Album Review: Okey Dokey – Tell All Your Friend

Tell All Your Friend is a joyous, colourful riot. It’s the kind of sequence that twists and turns like a country road, dipping in and out of sunshine patches. Guest musicians Liz Cooper and Rayland Baxter accompany lead singer Aaron Martin and guitarist Jonny Fisher.

Overall, the album feels like a search for identity; a self-examination that’s light-hearted and serious in equal measure. Meaningful contemplation abounds – at times heavily doused in soaring guitars, cavorting basslines and woozy vocals.

‘S’gonna’ initiates the album with swirls and sparkles. It’s a merry-go-round of crashing hi-hats, playfully didactic lyrics and sweeping synths. From its very beginning, this release is launched into psychedelic mode.

Lyrics are a prominent feature in each track. Through his vocal capacity, lead singer Martin blends typical pop sensibilities with complex musings beautifully.

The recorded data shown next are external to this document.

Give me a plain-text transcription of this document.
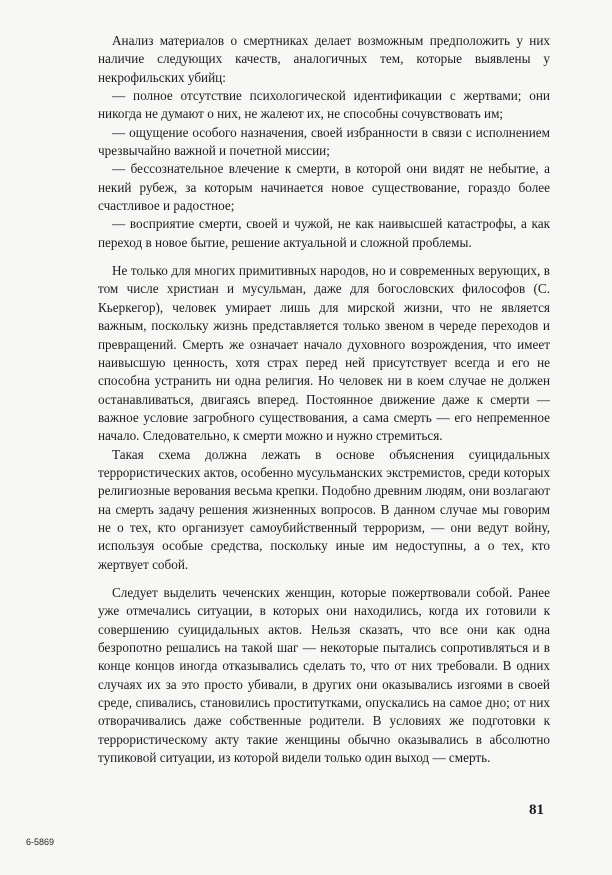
Анализ материалов о смертниках делает возможным предположить у них наличие следующих качеств, аналогичных тем, которые выявлены у некрофильских убийц:

— полное отсутствие психологической идентификации с жертвами; они никогда не думают о них, не жалеют их, не способны сочувствовать им;

— ощущение особого назначения, своей избранности в связи с исполнением чрезвычайно важной и почетной миссии;

— бессознательное влечение к смерти, в которой они видят не небытие, а некий рубеж, за которым начинается новое существование, гораздо более счастливое и радостное;

— восприятие смерти, своей и чужой, не как наивысшей катастрофы, а как переход в новое бытие, решение актуальной и сложной проблемы.

Не только для многих примитивных народов, но и современных верующих, в том числе христиан и мусульман, даже для богословских философов (С. Кьеркегор), человек умирает лишь для мирской жизни, что не является важным, поскольку жизнь представляется только звеном в череде переходов и превращений. Смерть же означает начало духовного возрождения, что имеет наивысшую ценность, хотя страх перед ней присутствует всегда и его не способна устранить ни одна религия. Но человек ни в коем случае не должен останавливаться, двигаясь вперед. Постоянное движение даже к смерти — важное условие загробного существования, а сама смерть — его непременное начало. Следовательно, к смерти можно и нужно стремиться.

Такая схема должна лежать в основе объяснения суицидальных террористических актов, особенно мусульманских экстремистов, среди которых религиозные верования весьма крепки. Подобно древним людям, они возлагают на смерть задачу решения жизненных вопросов. В данном случае мы говорим не о тех, кто организует самоубийственный терроризм, — они ведут войну, используя особые средства, поскольку иные им недоступны, а о тех, кто жертвует собой.

Следует выделить чеченских женщин, которые пожертвовали собой. Ранее уже отмечались ситуации, в которых они находились, когда их готовили к совершению суицидальных актов. Нельзя сказать, что все они как одна безропотно решались на такой шаг — некоторые пытались сопротивляться и в конце концов иногда отказывались сделать то, что от них требовали. В одних случаях их за это просто убивали, в других они оказывались изгоями в своей среде, спивались, становились проститутками, опускались на самое дно; от них отворачивались даже собственные родители. В условиях же подготовки к террористическому акту такие женщины обычно оказывались в абсолютно тупиковой ситуации, из которой видели только один выход — смерть.

81
6-5869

These words take centre stage throughout the album, especially over the stuttering bass and swooping guitar of ‘Whose Heart’ (‘what time is it, whose heart did I miss, I wonder’) and the Delicate Steve-esque ‘Doin’ Denim’, (‘dreams…I haven’t had one since 16’).

The band don’t shy away from the occasional instrumental breakdown however, as when ‘All Hat No Cattle’ sweeps away into a more churning, weaving groove as it fades out, or the slide into a quivering keyboard solo on hectic, quasi-country romp ‘Doin’ Denim’. The album feels a lot more rounded for these detours.

Falsetto harmonies blend with Martin’s pleading chorus on ‘Hometown’, which brings to mind a hazy evening, lurking on a porch, filled with hushed hopes and rueful reminiscences. ‘Threw My Love Away’ sees the band piquing their psychedelic pop faculties. It’s a grown-up nursery rhyme of off-kilter drum grooves, shimmering synths and heart-on-the-sleeve vocal pining. The album veers into less indie-pop-heavy terrain in its latter half, with ‘Cut Me Off’ lolloping slightly, stopping and starting somewhat erratically. ‘Wait On Me’ picks up a firmer groove, sparse and effective, developing into a more grandiose affair, bringing to mind the psych-pop of Devendra Banhart or even The Beatles’ ‘Norwegian Wood’.

Plenty of country references place Tell All Your Friend firmly in the south of the USA (Tennessee, check. Horses, check. Cattle, check.), but this is country music that takes its genre’s most distinguished qualities – honesty, idyllism, heartache – and blends them with a wry humour and a playful variability of sound.